I have never run into an issue like this with a VMware product in my environment and I still have all the confidence in the world that VMware products are excellent. In the scheme of things, this is a bump in the road.
Sunday evening, many of the vExpert award recipients converged in the Casanova 503 room at the Venetian for the VMworld 2011 vExpert meeting. Mingling, meeting, and networking was fantastic.
However, there was one topic of significant discussion that really got my wheel spinning. While we were requested not to go into detail into what was said by VMware (proper), we all are familiar with the concept… the Virtual Datacenter.
It should be no surprise that VMware has been walking us down the path of virtualizing our datacenter components. Servers, storage, networking… the entire stack. All in an effort to create this nebulous “Virtual Datacenter”. But, what is the virtual datacenter and how do we get there? Well… if I had the answer, I would probably be working for VMware… right?!
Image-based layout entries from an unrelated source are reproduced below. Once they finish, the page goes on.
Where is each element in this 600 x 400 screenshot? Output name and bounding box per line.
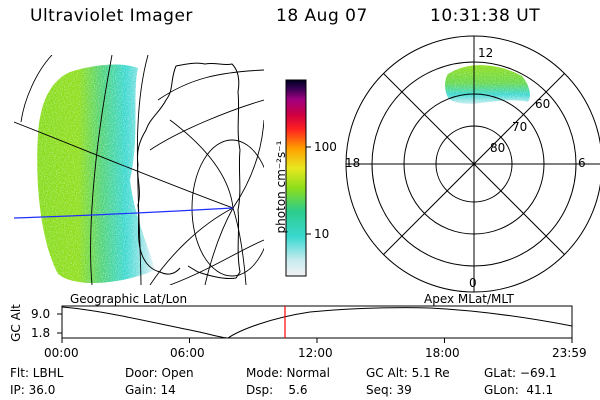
coastline — [137, 62, 241, 279]
polar-plot — [345, 35, 600, 293]
alt-axis-label: GC Alt — [9, 304, 23, 342]
mlt-label-18: 18 — [345, 156, 361, 170]
colorbar-tick-100: 100 — [314, 140, 337, 154]
filter-info: Flt: LBHL — [10, 366, 64, 380]
mlt-label-6: 6 — [578, 156, 586, 170]
mlt-label-0: 0 — [469, 276, 477, 290]
time-label: 10:31:38 UT — [430, 6, 541, 26]
time-tick-1800: 18:00 — [425, 346, 460, 360]
time-tick-0600: 06:00 — [170, 346, 205, 360]
altitude-curve — [61, 306, 573, 339]
alt-tick-high: 9.0 — [31, 307, 51, 321]
apex-label: Apex MLat/MLT — [424, 292, 514, 306]
colorbar-tick-10: 10 — [314, 227, 330, 241]
seq-info: Seq: 39 — [366, 383, 412, 397]
time-tick-0000: 00:00 — [44, 346, 79, 360]
colorbar-unit-label: photon cm⁻²s⁻¹ — [274, 140, 288, 234]
mlat-label-70: 70 — [512, 120, 528, 134]
mode-info: Mode: Normal — [246, 366, 330, 380]
instrument-title: Ultraviolet Imager — [30, 6, 193, 26]
track-line — [14, 207, 234, 219]
lat-lon-grid — [14, 55, 264, 285]
mlt-label-12: 12 — [478, 46, 494, 60]
glon-info: GLon: 41.1 — [484, 383, 554, 397]
door-info: Door: Open — [125, 366, 194, 380]
altitude-plot — [57, 305, 573, 343]
time-tick-1200: 12:00 — [298, 346, 333, 360]
alt-tick-low: 1.8 — [31, 326, 51, 340]
geographic-label: Geographic Lat/Lon — [70, 292, 188, 306]
dsp-info: Dsp: 5.6 — [246, 383, 308, 397]
gain-info: Gain: 14 — [125, 383, 176, 397]
mlat-label-80: 80 — [490, 141, 506, 155]
gc-alt-info: GC Alt: 5.1 Re — [366, 366, 450, 380]
colorbar — [285, 79, 311, 277]
mlat-label-60: 60 — [535, 97, 551, 111]
geographic-map — [14, 55, 264, 285]
colorbar-scale — [285, 79, 307, 277]
date-label: 18 Aug 07 — [276, 6, 368, 26]
glat-info: GLat: −69.1 — [484, 366, 557, 380]
time-tick-2359: 23:59 — [552, 346, 587, 360]
ip-info: IP: 36.0 — [10, 383, 56, 397]
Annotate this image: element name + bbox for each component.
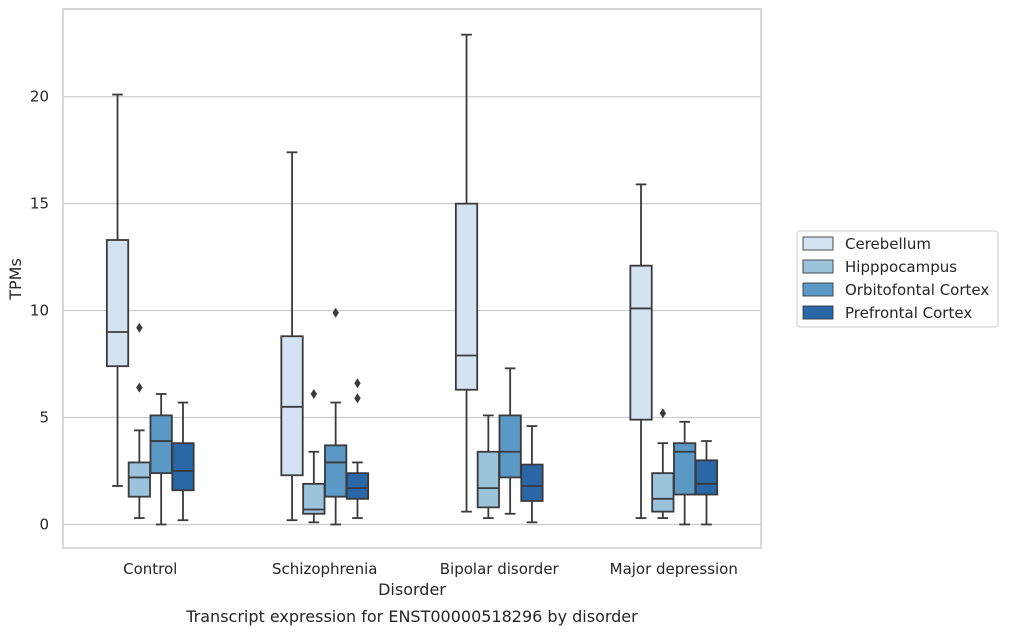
box-1-3 bbox=[345, 378, 370, 519]
box-iqr bbox=[476, 450, 500, 509]
box-iqr bbox=[302, 482, 326, 515]
box-3-3 bbox=[694, 440, 719, 526]
box-iqr bbox=[651, 472, 675, 513]
box-3-0 bbox=[629, 183, 653, 519]
box-iqr bbox=[105, 239, 130, 368]
box-iqr bbox=[629, 264, 653, 421]
tick-labels: 0 5 10 15 20 Control Schizophrenia Bipolar diso… bbox=[30, 88, 738, 578]
y-tick-label: 0 bbox=[39, 515, 49, 533]
outlier-point bbox=[136, 322, 143, 333]
box-2-0 bbox=[454, 33, 479, 513]
y-tick-label: 5 bbox=[39, 409, 49, 427]
box-0-1 bbox=[127, 322, 151, 519]
outlier-point bbox=[354, 393, 361, 404]
x-tick-label: Control bbox=[123, 560, 177, 578]
outlier-point bbox=[332, 307, 339, 318]
legend-swatch bbox=[802, 282, 834, 297]
outlier-point bbox=[659, 408, 667, 419]
box-iqr bbox=[324, 444, 348, 498]
plot-frame bbox=[62, 8, 762, 549]
box-0-3 bbox=[171, 401, 195, 522]
legend-label: Hipppocampus bbox=[845, 258, 957, 276]
box-iqr bbox=[694, 459, 719, 496]
box-layer bbox=[105, 33, 719, 526]
box-3-2 bbox=[673, 420, 697, 526]
legend-swatch bbox=[802, 305, 834, 320]
box-2-1 bbox=[476, 414, 500, 519]
legend-label: Prefrontal Cortex bbox=[845, 304, 972, 322]
box-0-0 bbox=[105, 93, 130, 487]
y-tick-label: 10 bbox=[30, 302, 49, 320]
box-2-2 bbox=[498, 367, 522, 515]
box-iqr bbox=[498, 414, 522, 479]
x-tick-label: Schizophrenia bbox=[272, 560, 377, 578]
legend-label: Cerebellum bbox=[845, 235, 931, 253]
legend: Cerebellum Hipppocampus Orbitofontal Corte… bbox=[796, 230, 999, 328]
box-iqr bbox=[127, 461, 151, 498]
y-axis-label: TPMs bbox=[6, 258, 25, 301]
box-iqr bbox=[520, 463, 544, 502]
box-iqr bbox=[345, 472, 370, 500]
y-tick-label: 15 bbox=[30, 195, 49, 213]
legend-frame bbox=[796, 230, 999, 328]
legend-label: Orbitofontal Cortex bbox=[845, 281, 989, 299]
box-1-0 bbox=[280, 151, 304, 522]
x-axis-label: Disorder bbox=[378, 580, 446, 599]
box-0-2 bbox=[149, 393, 173, 526]
y-tick-label: 20 bbox=[30, 88, 49, 106]
box-iqr bbox=[280, 335, 304, 477]
box-iqr bbox=[171, 442, 195, 492]
box-1-2 bbox=[324, 307, 348, 526]
box-3-1 bbox=[651, 408, 675, 519]
outlier-point bbox=[354, 378, 361, 389]
x-tick-label: Bipolar disorder bbox=[440, 560, 560, 578]
box-iqr bbox=[454, 202, 479, 391]
chart-caption: Transcript expression for ENST0000051829… bbox=[185, 607, 638, 626]
legend-swatch bbox=[802, 259, 834, 274]
outlier-point bbox=[310, 389, 318, 399]
outlier-point bbox=[136, 382, 143, 393]
box-iqr bbox=[149, 414, 173, 475]
box-1-1 bbox=[302, 389, 326, 524]
box-2-3 bbox=[520, 425, 544, 524]
legend-swatch bbox=[802, 236, 834, 251]
x-tick-label: Major depression bbox=[610, 560, 738, 578]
Conceptually, the virtual datacenter is being comprised of increasingly more and more commoditized resources. x86 compute resources are readily available with minimal cost. Auto-tiering storage is becoming more and more prevalent to help mitigate IO performance. 10Gb networking, and other high-bandwidth connections, are providing the ever-so-necessary connection to networking and network-based storage. By abstracting these resources, the virtual administrator is no longer tasked with management of these resources.
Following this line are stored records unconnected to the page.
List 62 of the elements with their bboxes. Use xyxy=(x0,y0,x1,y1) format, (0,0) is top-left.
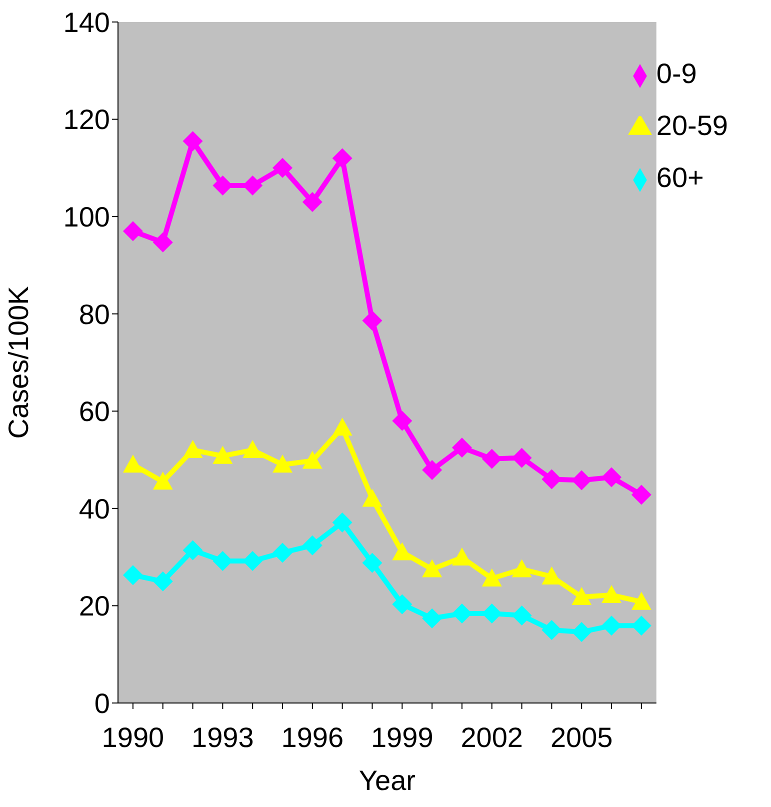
point xyxy=(362,310,382,331)
point xyxy=(602,467,622,488)
x-tick-label: 1996 xyxy=(281,722,344,753)
y-tick-label: 60 xyxy=(78,396,110,428)
x-axis-title: Year xyxy=(358,765,416,796)
point xyxy=(422,559,442,578)
legend-label: 60+ xyxy=(656,162,704,193)
point xyxy=(122,454,143,473)
point xyxy=(272,454,293,473)
point xyxy=(392,594,412,614)
x-tick-label: 1990 xyxy=(102,722,164,753)
point xyxy=(362,552,382,573)
point xyxy=(182,131,203,152)
x-tick-label: 1999 xyxy=(370,722,434,753)
point xyxy=(422,460,442,480)
point xyxy=(512,559,532,578)
y-axis-title: Cases/100K xyxy=(2,286,34,439)
y-tick-label: 80 xyxy=(78,298,110,330)
y-tick-label: 40 xyxy=(78,493,110,524)
point xyxy=(422,608,442,628)
y-tick-label: 0 xyxy=(94,688,110,719)
point xyxy=(302,535,322,556)
point xyxy=(302,192,322,212)
y-tick-label: 100 xyxy=(63,202,110,233)
point xyxy=(272,158,293,178)
point xyxy=(182,540,203,560)
point xyxy=(392,542,412,560)
point xyxy=(631,484,652,505)
x-tick-label: 2002 xyxy=(460,722,524,753)
point xyxy=(542,620,562,640)
point xyxy=(152,472,173,490)
x-tick-label: 1993 xyxy=(192,722,254,753)
y-tick-label: 20 xyxy=(78,590,110,622)
point xyxy=(482,568,502,586)
point xyxy=(392,410,412,431)
point xyxy=(512,605,532,626)
point xyxy=(122,221,143,242)
point xyxy=(572,622,592,642)
point xyxy=(152,571,173,592)
point xyxy=(332,418,352,436)
point xyxy=(602,585,622,604)
point xyxy=(122,565,143,586)
point xyxy=(631,592,652,610)
point xyxy=(452,438,472,458)
y-tick-label: 140 xyxy=(63,6,110,38)
legend-label: 0-9 xyxy=(656,58,697,89)
point xyxy=(212,446,233,464)
point xyxy=(182,440,203,458)
x-tick-label: 2005 xyxy=(550,722,613,753)
point xyxy=(152,232,173,252)
point xyxy=(332,512,352,533)
point xyxy=(482,448,502,469)
point xyxy=(572,586,592,605)
point xyxy=(512,448,532,468)
point xyxy=(302,450,322,469)
point xyxy=(272,542,293,563)
point xyxy=(572,470,592,490)
point xyxy=(362,488,382,507)
point xyxy=(242,440,263,458)
y-tick-label: 120 xyxy=(63,104,110,136)
legend-label: 20-59 xyxy=(656,110,728,141)
point xyxy=(332,148,352,168)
The fact of the matter, though, is that in many environments, management of these resources still exists. We need the network guys to maintain the network, the storage guys to handle the storage, and the server guys to handle the server hardware and connections to systemic resources.
Fact of the matter is that the virtual datacenter still needs management from different facets of the IT house.
My view of the virtual datacenter is creation of a system where network, storage, and servers are all managed at a single point. We are seeing this come to fruition in the Cisco UCS, vBlock, and other single SKU solutions. That is a fantastic model. However, it targets a different market.
My dream virtual datacenter manages everything itself.
- Need more storage, just add a hard drive. The datacenter handles data management and availability. Seriously, just walk over and add a hard drive or add another storage node to the rack.
- Need more network bandwidth, hot-add more pNICs. The datacenter handles properly spreading the data across available links, NIC failures, etc…
- Need more compute resources, add a new server to the rack. The datacenter handles joining the server to the available compute resources.
- Need external resources, just point the datacenter towards a public provider and let the datacenter manage the resources.
Creating the foundation to make this work relies on all parties involved allowing the datacenter to configure and manage everything. Storage vendors need to allow the datacenter to handle array configurations and management. Network vendors need to allow the datacenter to configure trunks, link aggregation, bandwidth control, etc… Systems vendors need to allow the datacenter to jump into the boot process, grab the hardware, and auto configuration.
Pie in the sky, right? Existing technologies seem to elude to more elegant management that would lend itself kindly to such a model. VMware, as the datacenter enabler, would need to step up to the plate and take the initiative and ownership of managing those resources… from RAID configurations to VLAN Trunking on switches.
Seriously… walking up and adding new physical resources or extending to a public provider for more resources and they become magically available would be fantastic.
So… that is my vision for where I would like to see the virtual datacenter. VMware, let me know if you want to talk about this in more detail. I am sure we can work something out!